L’ispirazione più grande per Aladdin Sane, però, sono stati gli stessi USA, visti, attraverso l’occhio di un inglese colto e disincantato, in tutta la loro grandezza e nelle loro infinite contraddizioni. Quasi ogni traccia era legata direttamente a una (o più) città americane: New York è protagonista di Watch That Man, Seattle-Phoenix di Drive-In Saturday, Detroit di Panic in Detroit, Los Angeles di Cracked Actor, New Orleans di Time e, ancora, Detroit e New York di The Jean Genie. In particolare, i paesaggi lunari del deserto dell'Arizona hanno ispirato la suggestiva ballata doo-wop Drive-In-Saturday, mentre il primo, travolgente singolo dell'album, The Jean Genie, è nato durante un viaggio da Cleveland a Memphis quando il chitarrista Mick Ronson ha creato un riff ispirato alla versione degli Yardbirds di I'm A Man di Bo Diddley, mentre Bowie, probabilmente ispirato dalla musa di Andy Warhol Cyrinda Fox, ha ideato il titolo del brano unendo il nome di Jean Genet con Jeanie Jeanie Jeanie di Eddie Cochran. Se Watch That Man e Cracked Actor erano ancora fortemente legate agli stilemi del glam rock, la title track Alladin Sane (di cui è memorabile la lunga coda strumentale) e Time sembravano quasi un ibrido tra gli Stones e il teatro-canzone di Kurt Weill.
L’influenza di Bo Diddley è evidente anche nell’inebriante inquietudine di Panic In Detroit, che mette in mostra le scintillanti doti chitarristiche di Mick Ronson, mentre la conclusiva Lady Grinning Soul è una struggente torch song fuori dal tempo, interpretata magnificamente da Bowie.

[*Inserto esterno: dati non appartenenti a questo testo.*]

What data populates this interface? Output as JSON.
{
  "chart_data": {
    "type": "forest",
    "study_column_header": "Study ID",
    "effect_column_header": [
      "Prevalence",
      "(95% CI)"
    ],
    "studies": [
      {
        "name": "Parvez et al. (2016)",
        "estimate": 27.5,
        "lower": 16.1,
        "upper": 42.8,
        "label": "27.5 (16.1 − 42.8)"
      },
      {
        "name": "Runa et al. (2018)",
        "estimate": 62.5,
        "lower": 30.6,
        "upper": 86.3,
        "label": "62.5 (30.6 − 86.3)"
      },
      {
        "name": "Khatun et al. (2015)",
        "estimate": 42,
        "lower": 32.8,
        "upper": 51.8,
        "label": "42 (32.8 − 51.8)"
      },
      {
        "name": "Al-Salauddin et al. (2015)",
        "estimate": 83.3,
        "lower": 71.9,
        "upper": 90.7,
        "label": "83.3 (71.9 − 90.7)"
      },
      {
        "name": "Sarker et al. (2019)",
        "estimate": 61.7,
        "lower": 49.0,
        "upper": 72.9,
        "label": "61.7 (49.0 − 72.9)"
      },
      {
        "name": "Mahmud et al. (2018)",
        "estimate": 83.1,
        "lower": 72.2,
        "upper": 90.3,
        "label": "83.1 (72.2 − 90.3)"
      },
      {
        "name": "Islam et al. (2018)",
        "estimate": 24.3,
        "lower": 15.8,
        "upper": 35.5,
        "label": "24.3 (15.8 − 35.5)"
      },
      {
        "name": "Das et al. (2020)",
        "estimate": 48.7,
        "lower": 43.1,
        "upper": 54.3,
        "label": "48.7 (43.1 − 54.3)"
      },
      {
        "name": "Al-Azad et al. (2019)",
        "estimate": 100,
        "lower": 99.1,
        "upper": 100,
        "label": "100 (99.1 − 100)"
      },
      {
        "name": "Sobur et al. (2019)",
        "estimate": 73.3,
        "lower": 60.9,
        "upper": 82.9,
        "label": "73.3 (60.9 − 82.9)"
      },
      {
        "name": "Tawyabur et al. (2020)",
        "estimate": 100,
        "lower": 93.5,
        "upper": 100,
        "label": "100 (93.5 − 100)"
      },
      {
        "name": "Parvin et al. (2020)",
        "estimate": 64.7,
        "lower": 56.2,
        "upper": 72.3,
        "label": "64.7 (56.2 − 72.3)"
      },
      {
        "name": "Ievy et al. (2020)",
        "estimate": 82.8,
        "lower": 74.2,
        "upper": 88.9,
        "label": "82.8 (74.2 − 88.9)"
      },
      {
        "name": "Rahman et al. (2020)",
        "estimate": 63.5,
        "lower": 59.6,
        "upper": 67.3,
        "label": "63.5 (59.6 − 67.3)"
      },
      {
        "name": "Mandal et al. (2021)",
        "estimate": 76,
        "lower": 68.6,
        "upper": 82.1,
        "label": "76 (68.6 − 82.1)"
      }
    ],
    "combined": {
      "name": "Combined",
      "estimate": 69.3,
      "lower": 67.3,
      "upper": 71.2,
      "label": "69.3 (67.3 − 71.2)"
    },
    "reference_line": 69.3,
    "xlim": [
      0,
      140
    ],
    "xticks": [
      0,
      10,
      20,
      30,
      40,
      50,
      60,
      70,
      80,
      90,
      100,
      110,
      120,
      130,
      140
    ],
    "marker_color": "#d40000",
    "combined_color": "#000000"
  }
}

Pochi mesi dopo l’uscita dell’album, Bowie annunciò drammaticamente la “morte” del personaggio di Ziggy Stardust alla fine di un travolgente concerto, gettando nello sconforto milioni di fan, innamorati dell’alieno dai fiammanti capelli rossi. Da lì a breve sarebbe arrivato The Thin White Duke (il Duca Bianco), ennesima trasformazione del geniale camaleonte del rock, con la leggendaria trilogia berlinese alla fine degli anni Settanta: ma questa è tutta un’altra storia.